Female mice with inactive Npas2 (open circles) self-administer more doses of cocaine during the dark period than wild-type females (filled circles). See DePoy et al. for details.

Sex-Specific Role of Circadian Clock Gene in Drug Seeking

Lauren M. DePoy, Darius D. Becker-Krail, Wei Zong, Kaitlyn Petersen, Neha M. Shah, et al.

(see pages 1046–1058)

Most forms of animal activity, from metabolism to behavior, exhibit circadian rhythmicity. These rhythms are governed by a master clock, located in the suprachiasmatic nucleus in mammals, which coordinates molecular clocks that are present in nearly all cells of the body. Molecular clocks are driven by transcription factor dimers composed of BMAL1 and either CLOCK or its homolog NPAS2. These dimers regulate transcription of thousands of genes, and disruption of this regulation has wide-ranging effects on brain function. For example, a single-nucleotide polymorphism in the human Clock gene has been linked to schizophrenia, bipolar disorder, and alcohol use (Barko et al., 2019, doi:10.1016/B978-0-12-812202-0.00013-0). Similarly, Clock mutations promote consumption of alcohol and cocaine in mice. Surprisingly, however, mutation of Npas2, which is highly expressed in the striatum, reduced cocaine place preference in male mice.
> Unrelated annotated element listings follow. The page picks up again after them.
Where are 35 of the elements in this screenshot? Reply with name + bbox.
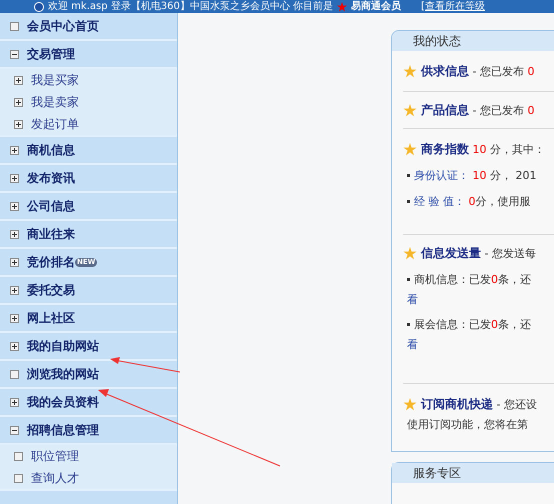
status-line: 商务指数 10 分，其中：	[421, 140, 545, 158]
submenu-item[interactable]: 我是卖家	[31, 93, 79, 111]
member-level: 易商通会员	[351, 0, 402, 12]
submenu-item[interactable]: 查询人才	[31, 469, 79, 487]
status-line: 供求信息 - 您已发布 0	[421, 62, 534, 80]
submenu-item[interactable]: 我是买家	[31, 71, 79, 89]
menu-item[interactable]: 招聘信息管理	[27, 421, 99, 439]
menu-item[interactable]: 发布资讯	[27, 169, 75, 187]
panel-title: 服务专区	[392, 463, 554, 483]
status-detail: 展会信息：已发0条，还	[407, 317, 531, 334]
menu-item[interactable]: 会员中心首页	[27, 17, 99, 35]
menu-item[interactable]: 浏览我的网站	[27, 365, 99, 383]
view-level-link[interactable]: [查看所在等级	[421, 0, 485, 12]
menu-item[interactable]: 竞价排名	[27, 253, 75, 271]
menu-item[interactable]: 网上社区	[27, 309, 75, 327]
status-detail: 商机信息：已发0条，还	[407, 272, 531, 288]
menu-item[interactable]: 我的自助网站	[27, 337, 99, 355]
status-detail: 经 验 值： 0分，使用服	[407, 194, 530, 210]
welcome-text: 欢迎 mk.asp 登录【机电360】中国水泵之乡会员中心 你目前是	[48, 0, 334, 12]
menu-item[interactable]: 委托交易	[27, 281, 75, 299]
menu-item[interactable]: 商业往来	[27, 225, 75, 243]
status-detail: 看	[407, 336, 418, 352]
menu-item[interactable]: 商机信息	[27, 141, 75, 159]
menu-item[interactable]: 交易管理	[27, 45, 75, 63]
status-line: 订阅商机快递 - 您还设	[421, 396, 537, 413]
status-detail: 看	[407, 292, 418, 308]
status-detail: 身份认证： 10 分， 201	[407, 168, 536, 184]
status-line: 产品信息 - 您已发布 0	[421, 102, 534, 119]
submenu-item[interactable]: 职位管理	[31, 447, 79, 465]
status-line: 信息发送量 - 您发送每	[421, 244, 536, 262]
menu-item[interactable]: 我的会员资料	[27, 393, 99, 411]
submenu-item[interactable]: 发起订单	[31, 115, 79, 133]
status-detail: 使用订阅功能，您将在第	[407, 417, 528, 433]
menu-item[interactable]: 公司信息	[27, 197, 75, 215]
panel-title: 我的状态	[392, 31, 554, 51]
This counterintuitive result prompted DePoy et al. to ask whether the effects of Npas2 mutation on cocaine seeking depend on sex and time of day.

Mice were trained to press a lever to receive cocaine infusions. During the light (normally inactive) period, both male and female Npas2-mutant mice self-administered more cocaine doses than wild-type mice. During the dark period, however, only female Npas2 mutants administered more cocaine than wild type. Consistent with previous work, when mice received cocaine infusions in a particular chamber of a cage, Npas2-mutant males showed less preference for that chamber than wild type. In contrast, mutant and wild-type females developed similar preference for the cocaine-paired chamber. Gene-expression analysis indicated that the effects of Npas2 mutation on cocaine seeking in female mice may have stemmed partly from altered expression of potassium channels in the striatum. Finally, studies on ovariectomized mice suggested that sex differences in behavior were driven partly by circulating estrogen.
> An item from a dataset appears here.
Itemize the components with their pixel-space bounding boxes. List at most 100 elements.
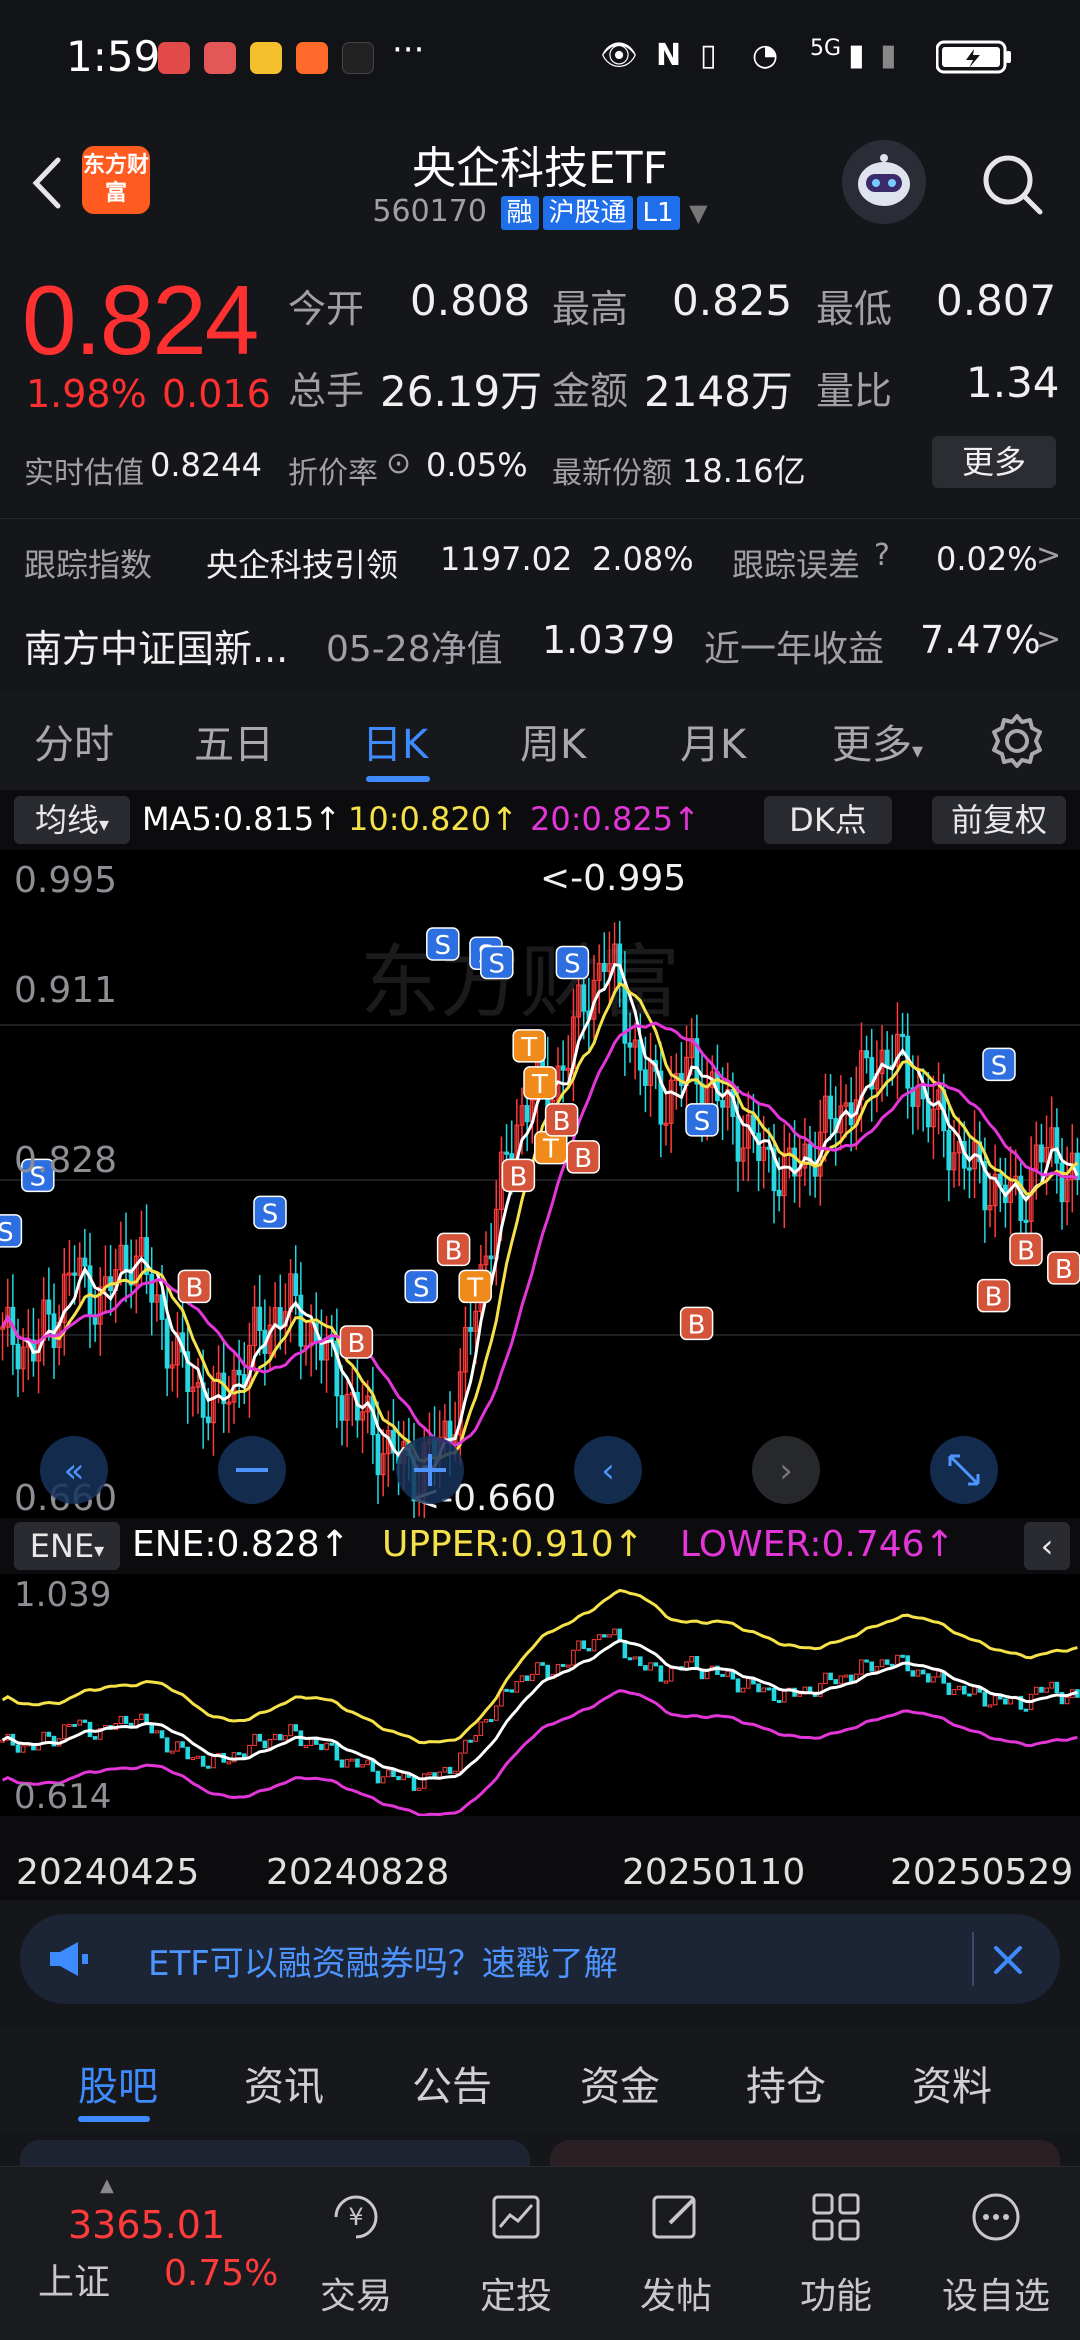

These results indicate that circadian clock proteins can have sex-dependent effects on cocaine seeking in mice. Notably, these effects emerged during the dark period, when mice are most active and striatal Npas2 levels are at their highest. Future work should determine how estrogen, Npas2, and downstream genes work together to regulate striatal activity and cocaine seeking in female mice.